Applicants must have an earned doctorate before the application deadline or a signed letter from the advisor specifically stating they are on track to defend no later than March 1, 2024 (The letter should include milestones and timeline for completion.) Note: this position cannot be offered to a candidate without documentation of a successful defense by March 1, 2024.

Candidates who hold a doctorate outside of the social sciences must demonstrate in their application the skills and capacities to conduct applied social science research.

Fellows must be US-based. They must be legally permitted to work in the USA. All research must be based in the USA. CASJE will not sponsor individuals for visas.

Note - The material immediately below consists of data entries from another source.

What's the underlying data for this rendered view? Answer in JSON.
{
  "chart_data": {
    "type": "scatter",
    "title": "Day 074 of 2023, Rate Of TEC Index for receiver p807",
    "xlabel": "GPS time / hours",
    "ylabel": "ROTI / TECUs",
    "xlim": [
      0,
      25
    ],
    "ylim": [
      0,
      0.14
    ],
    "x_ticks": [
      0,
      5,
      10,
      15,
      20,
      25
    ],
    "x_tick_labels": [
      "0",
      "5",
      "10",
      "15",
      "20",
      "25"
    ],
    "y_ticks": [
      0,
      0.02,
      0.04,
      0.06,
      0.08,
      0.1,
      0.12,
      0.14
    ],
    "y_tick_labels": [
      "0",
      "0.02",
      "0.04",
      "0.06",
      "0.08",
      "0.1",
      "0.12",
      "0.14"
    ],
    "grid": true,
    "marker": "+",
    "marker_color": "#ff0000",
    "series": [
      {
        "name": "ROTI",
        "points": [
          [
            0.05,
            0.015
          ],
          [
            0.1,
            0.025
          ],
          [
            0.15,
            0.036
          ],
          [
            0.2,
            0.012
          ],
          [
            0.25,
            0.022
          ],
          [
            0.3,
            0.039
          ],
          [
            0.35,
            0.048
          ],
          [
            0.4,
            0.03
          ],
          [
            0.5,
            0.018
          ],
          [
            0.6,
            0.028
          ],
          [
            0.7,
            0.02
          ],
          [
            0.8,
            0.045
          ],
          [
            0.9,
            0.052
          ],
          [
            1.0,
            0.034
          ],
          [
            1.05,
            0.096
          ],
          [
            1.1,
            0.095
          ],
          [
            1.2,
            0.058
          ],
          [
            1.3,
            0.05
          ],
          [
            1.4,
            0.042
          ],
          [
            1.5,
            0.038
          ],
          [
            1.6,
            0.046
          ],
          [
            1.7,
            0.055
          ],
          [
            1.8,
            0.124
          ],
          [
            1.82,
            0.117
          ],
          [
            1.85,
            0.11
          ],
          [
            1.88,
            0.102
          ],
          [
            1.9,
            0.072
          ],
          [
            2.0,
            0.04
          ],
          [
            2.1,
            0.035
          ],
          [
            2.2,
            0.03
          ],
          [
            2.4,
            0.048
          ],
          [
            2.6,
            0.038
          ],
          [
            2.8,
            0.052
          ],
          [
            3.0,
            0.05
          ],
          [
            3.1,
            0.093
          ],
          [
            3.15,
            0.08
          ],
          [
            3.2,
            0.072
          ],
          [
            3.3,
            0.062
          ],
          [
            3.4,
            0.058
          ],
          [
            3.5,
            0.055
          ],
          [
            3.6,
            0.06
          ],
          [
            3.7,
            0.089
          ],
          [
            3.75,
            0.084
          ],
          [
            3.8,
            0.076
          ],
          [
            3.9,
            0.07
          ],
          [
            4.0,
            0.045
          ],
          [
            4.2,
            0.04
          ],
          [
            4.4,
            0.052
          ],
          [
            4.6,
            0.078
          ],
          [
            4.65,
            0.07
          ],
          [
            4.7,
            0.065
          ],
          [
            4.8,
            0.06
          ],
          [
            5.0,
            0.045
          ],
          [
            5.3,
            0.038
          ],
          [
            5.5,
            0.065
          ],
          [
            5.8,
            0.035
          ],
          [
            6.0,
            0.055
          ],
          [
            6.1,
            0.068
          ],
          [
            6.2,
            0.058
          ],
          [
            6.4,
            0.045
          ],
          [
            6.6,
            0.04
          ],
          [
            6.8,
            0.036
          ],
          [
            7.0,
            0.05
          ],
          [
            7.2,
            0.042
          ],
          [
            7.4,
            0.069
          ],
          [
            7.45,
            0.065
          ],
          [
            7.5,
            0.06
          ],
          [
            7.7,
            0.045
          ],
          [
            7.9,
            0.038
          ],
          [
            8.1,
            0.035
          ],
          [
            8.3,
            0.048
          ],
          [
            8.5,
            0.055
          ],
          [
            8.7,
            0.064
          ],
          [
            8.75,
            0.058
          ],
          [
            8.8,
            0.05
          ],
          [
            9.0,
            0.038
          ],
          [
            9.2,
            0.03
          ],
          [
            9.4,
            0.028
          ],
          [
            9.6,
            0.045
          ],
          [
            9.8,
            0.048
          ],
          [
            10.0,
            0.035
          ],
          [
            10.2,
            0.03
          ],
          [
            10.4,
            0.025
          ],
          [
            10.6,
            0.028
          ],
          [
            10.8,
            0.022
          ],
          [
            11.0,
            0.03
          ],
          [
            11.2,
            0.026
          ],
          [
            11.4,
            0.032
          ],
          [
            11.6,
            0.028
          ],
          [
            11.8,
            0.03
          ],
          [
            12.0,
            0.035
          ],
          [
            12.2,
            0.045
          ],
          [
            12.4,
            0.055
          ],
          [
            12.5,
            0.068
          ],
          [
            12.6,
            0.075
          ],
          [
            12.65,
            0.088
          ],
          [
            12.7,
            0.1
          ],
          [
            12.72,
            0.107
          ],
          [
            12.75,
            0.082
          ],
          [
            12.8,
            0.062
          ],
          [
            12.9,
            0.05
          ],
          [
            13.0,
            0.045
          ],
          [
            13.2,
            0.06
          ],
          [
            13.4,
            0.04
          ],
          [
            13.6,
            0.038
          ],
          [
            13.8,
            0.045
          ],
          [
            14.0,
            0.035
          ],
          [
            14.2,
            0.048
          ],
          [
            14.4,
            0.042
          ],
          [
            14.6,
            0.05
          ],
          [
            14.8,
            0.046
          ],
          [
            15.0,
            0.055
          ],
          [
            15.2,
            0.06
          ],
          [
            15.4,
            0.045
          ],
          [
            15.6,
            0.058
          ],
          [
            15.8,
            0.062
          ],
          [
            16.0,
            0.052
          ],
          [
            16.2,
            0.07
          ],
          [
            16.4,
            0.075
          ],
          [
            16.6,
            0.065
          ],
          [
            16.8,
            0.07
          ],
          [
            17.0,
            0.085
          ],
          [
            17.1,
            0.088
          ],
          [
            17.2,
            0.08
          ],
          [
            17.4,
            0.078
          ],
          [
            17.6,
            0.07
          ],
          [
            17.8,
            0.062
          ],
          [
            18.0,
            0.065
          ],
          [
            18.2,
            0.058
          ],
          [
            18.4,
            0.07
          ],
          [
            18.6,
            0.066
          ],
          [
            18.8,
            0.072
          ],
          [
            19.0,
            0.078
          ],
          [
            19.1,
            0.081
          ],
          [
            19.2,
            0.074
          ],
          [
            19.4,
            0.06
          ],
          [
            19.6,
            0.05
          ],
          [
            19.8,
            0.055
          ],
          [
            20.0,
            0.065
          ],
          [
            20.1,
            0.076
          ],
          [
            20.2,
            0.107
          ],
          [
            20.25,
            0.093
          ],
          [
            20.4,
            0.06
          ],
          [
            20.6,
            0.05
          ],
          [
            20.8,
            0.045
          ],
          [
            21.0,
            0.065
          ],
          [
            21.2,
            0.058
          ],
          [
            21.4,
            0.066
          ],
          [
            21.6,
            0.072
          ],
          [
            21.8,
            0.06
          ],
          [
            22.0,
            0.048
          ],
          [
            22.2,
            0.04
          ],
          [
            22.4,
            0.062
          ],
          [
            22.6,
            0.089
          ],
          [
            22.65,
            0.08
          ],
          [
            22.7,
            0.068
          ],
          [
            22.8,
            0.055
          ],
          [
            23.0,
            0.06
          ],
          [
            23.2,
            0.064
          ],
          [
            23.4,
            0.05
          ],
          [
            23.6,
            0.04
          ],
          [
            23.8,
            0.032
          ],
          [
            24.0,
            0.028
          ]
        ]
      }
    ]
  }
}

Submitting the Application

Please note: The deadline for the second cohort (2024) has passed.

Please email [email protected] with your intention to apply. We will provide information to access the GW application portal.

Following, applicants should submit the following documents via the GW application portal:

  • CV
  • Statement of Interest (max. 3-5 pages) in this fellowship program. Include in your essay a response to the following prompts:
    • Explain your interest in developing applied research skills regarding American Jewish education, culture, and communal life and how it relates to your own professional goals.
    • Share your understanding of and approach to applied research.
    • Identify an issue or challenge faced by a particular American Jewish organization or program. Describe a study that could be undertaken to address this particular concern specifying its focus and methods.
    • Indicate which mentor/s you would like to work with and what you hope to gain by working with them.
  • An academic writing sample of no more than 30 pages
  • Letters of recommendation:
    • Submit 2 confidential letters of recommendation that speak to the candidate’s research capacity. These should be emailed to: [email protected].
    • Please instruct recommenders to include the applicant's LastName_FirstName FELLOWSHIP2023 in the subject field.

All materials, including recommendation letters, must be received no later than 11:59 pm Eastern Time on Sunday, December 17, 2023.

Selected candidates will be notified in late January 2024 and invited for a virtual interview. Selection of fellows will be made by April 2024.

For any uploaded documents, please use 12-point Times New Roman font, double-spaced with one-inch margins.


About CASJE

CASJE (Collaborative for Applied Studies in Jewish Education) is an alliance of researchers, practitioners, and philanthropic leaders dedicated to improving the quality of knowledge that can be used to guide the work of Jewish education. Our mission is to ensure that the field of Jewish education has the capacity to develop, use and share research-based evidence to fuel improvements in teaching and learning. CASJE works with partners who see the value of research-informed evidence to guide investments in Jewish communal life. Founded at Stanford University, CASJE’s programmatic home has been in the Graduate School of Education and Human Development at George Washington University since 2016. CASJE’s work is guided by an Advisory Board that includes Jewish educational leaders with a deep understanding of the diverse arenas in which Jewish education happens today and scholars of education from Boston College, Brandeis University, George Washington University, Harvard University, Stanford University, UC Berkeley, and Vanderbilt University.

The CASJE Applied Research Fellowship in Jewish Education is sponsored by a grant from the Jim Joseph Foundation.